Constitutively synthesised defence compounds are found in all plant organs. Concentrations can vary strongly depending on the developmental stage, the environmental conditions and also the individual genotype (e.g. the tannin example discussed above). A substance particularly rich in defence compounds is latex, an emulsion exuded by about 10% of all plant species when mechanical damage occurs (Agrawal and Konno 2009). Probably the most famous example of a defence compound in latex is morphine in Papaver species.

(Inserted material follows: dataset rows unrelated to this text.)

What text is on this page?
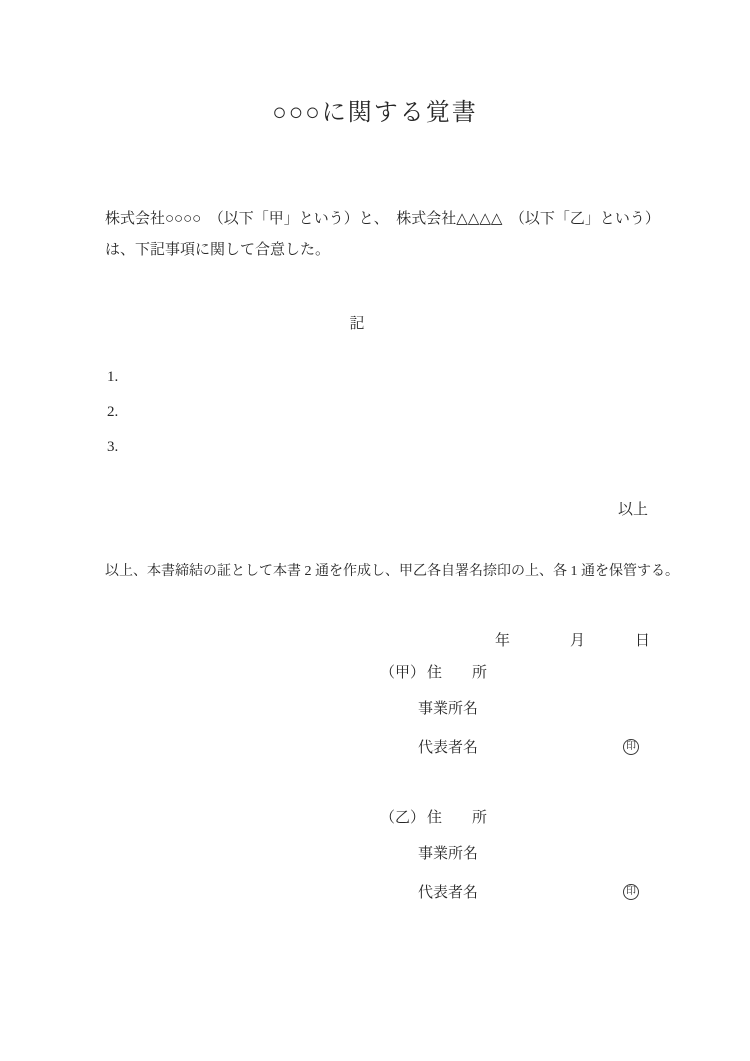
○○○に関する覚書
株式会社○○○○　（以下「甲」という）と、　株式会社△△△△　（以下「乙」という）
は、下記事項に関して合意した。
記
1.
2.
3.
以上
以上、本書締結の証として本書 2 通を作成し、甲乙各自署名捺印の上、各 1 通を保管する。
年	月	日
（甲） 住　　所
事業所名
代表者名	印
（乙） 住　　所
事業所名
代表者名	印
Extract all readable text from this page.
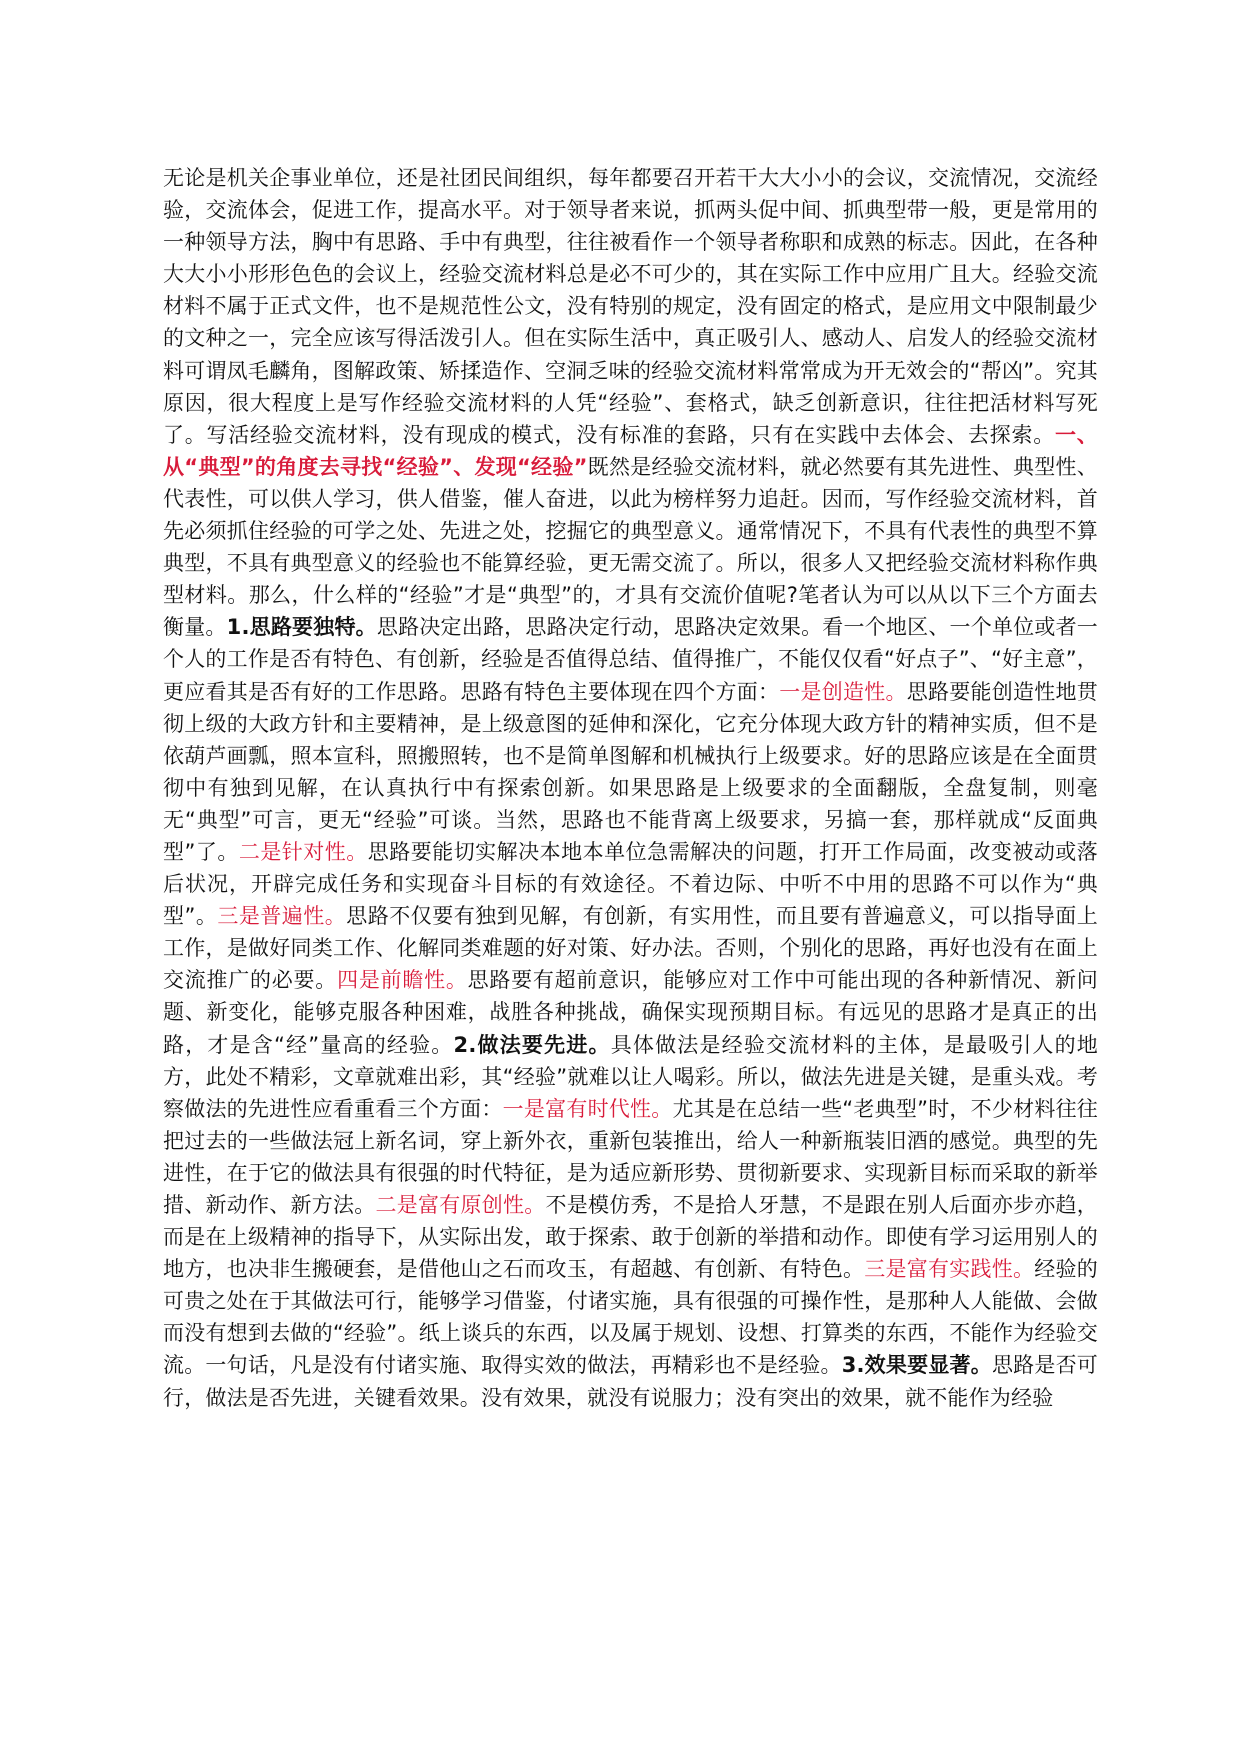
无论是机关企事业单位，还是社团民间组织，每年都要召开若干大大小小的会议，交流情况，交流经验，交流体会，促进工作，提高水平。对于领导者来说，抓两头促中间、抓典型带一般，更是常用的一种领导方法，胸中有思路、手中有典型，往往被看作一个领导者称职和成熟的标志。因此，在各种大大小小形形色色的会议上，经验交流材料总是必不可少的，其在实际工作中应用广且大。经验交流材料不属于正式文件，也不是规范性公文，没有特别的规定，没有固定的格式，是应用文中限制最少的文种之一，完全应该写得活泼引人。但在实际生活中，真正吸引人、感动人、启发人的经验交流材料可谓凤毛麟角，图解政策、矫揉造作、空洞乏味的经验交流材料常常成为开无效会的“帮凶”。究其原因，很大程度上是写作经验交流材料的人凭“经验”、套格式，缺乏创新意识，往往把活材料写死了。写活经验交流材料，没有现成的模式，没有标准的套路，只有在实践中去体会、去探索。一、从“典型”的角度去寻找“经验”、发现“经验”既然是经验交流材料，就必然要有其先进性、典型性、代表性，可以供人学习，供人借鉴，催人奋进，以此为榜样努力追赶。因而，写作经验交流材料，首先必须抓住经验的可学之处、先进之处，挖掘它的典型意义。通常情况下，不具有代表性的典型不算典型，不具有典型意义的经验也不能算经验，更无需交流了。所以，很多人又把经验交流材料称作典型材料。那么，什么样的“经验”才是“典型”的，才具有交流价值呢?笔者认为可以从以下三个方面去衡量。1.思路要独特。思路决定出路，思路决定行动，思路决定效果。看一个地区、一个单位或者一个人的工作是否有特色、有创新，经验是否值得总结、值得推广，不能仅仅看“好点子”、“好主意”，更应看其是否有好的工作思路。思路有特色主要体现在四个方面：一是创造性。思路要能创造性地贯彻上级的大政方针和主要精神，是上级意图的延伸和深化，它充分体现大政方针的精神实质，但不是依葫芦画瓢，照本宣科，照搬照转，也不是简单图解和机械执行上级要求。好的思路应该是在全面贯彻中有独到见解，在认真执行中有探索创新。如果思路是上级要求的全面翻版，全盘复制，则毫无“典型”可言，更无“经验”可谈。当然，思路也不能背离上级要求，另搞一套，那样就成“反面典型”了。二是针对性。思路要能切实解决本地本单位急需解决的问题，打开工作局面，改变被动或落后状况，开辟完成任务和实现奋斗目标的有效途径。不着边际、中听不中用的思路不可以作为“典型”。三是普遍性。思路不仅要有独到见解，有创新，有实用性，而且要有普遍意义，可以指导面上工作，是做好同类工作、化解同类难题的好对策、好办法。否则，个别化的思路，再好也没有在面上交流推广的必要。四是前瞻性。思路要有超前意识，能够应对工作中可能出现的各种新情况、新问题、新变化，能够克服各种困难，战胜各种挑战，确保实现预期目标。有远见的思路才是真正的出路，才是含“经”量高的经验。2.做法要先进。具体做法是经验交流材料的主体，是最吸引人的地方，此处不精彩，文章就难出彩，其“经验”就难以让人喝彩。所以，做法先进是关键，是重头戏。考察做法的先进性应看重看三个方面：一是富有时代性。尤其是在总结一些“老典型”时，不少材料往往把过去的一些做法冠上新名词，穿上新外衣，重新包装推出，给人一种新瓶装旧酒的感觉。典型的先进性，在于它的做法具有很强的时代特征，是为适应新形势、贯彻新要求、实现新目标而采取的新举措、新动作、新方法。二是富有原创性。不是模仿秀，不是拾人牙慧，不是跟在别人后面亦步亦趋，而是在上级精神的指导下，从实际出发，敢于探索、敢于创新的举措和动作。即使有学习运用别人的地方，也决非生搬硬套，是借他山之石而攻玉，有超越、有创新、有特色。三是富有实践性。经验的可贵之处在于其做法可行，能够学习借鉴，付诸实施，具有很强的可操作性，是那种人人能做、会做而没有想到去做的“经验”。纸上谈兵的东西，以及属于规划、设想、打算类的东西，不能作为经验交流。一句话，凡是没有付诸实施、取得实效的做法，再精彩也不是经验。3.效果要显著。思路是否可行，做法是否先进，关键看效果。没有效果，就没有说服力；没有突出的效果，就不能作为经验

In fact, many of the compound classes discussed above can be present at higher concentrations in latex than in leaves. This is why plant latex is sometimes compared with animal venoms, a complex mixture of low molecular weight and proteinaceous defence molecules, which exert a multitude of effects on a range of species. To date, few of the effects have been resolved molecularly. Mulberry leaves are toxic to insects other than the silk-producing Bombyx mori. Part of the toxicity can be attributed to alkaloids in the latex that resemble sugar molecules and thereby inhibit glucosidases. They are present in high concentrations (>1.5%; about 100-fold higher than in leaves) and are toxic to caterpillars (Konno et al. 2006).

An alternative to chemical defence has evolved in a limited number of plant species: hyperaccumulation of potentially toxic elements in leaves (= elemental defence). Selenium hyperaccumulation is the best-documented example; hyperaccumulation of Cd, Zn and Ni may serve similar functions (Cappa and Pilon-Smits 2013).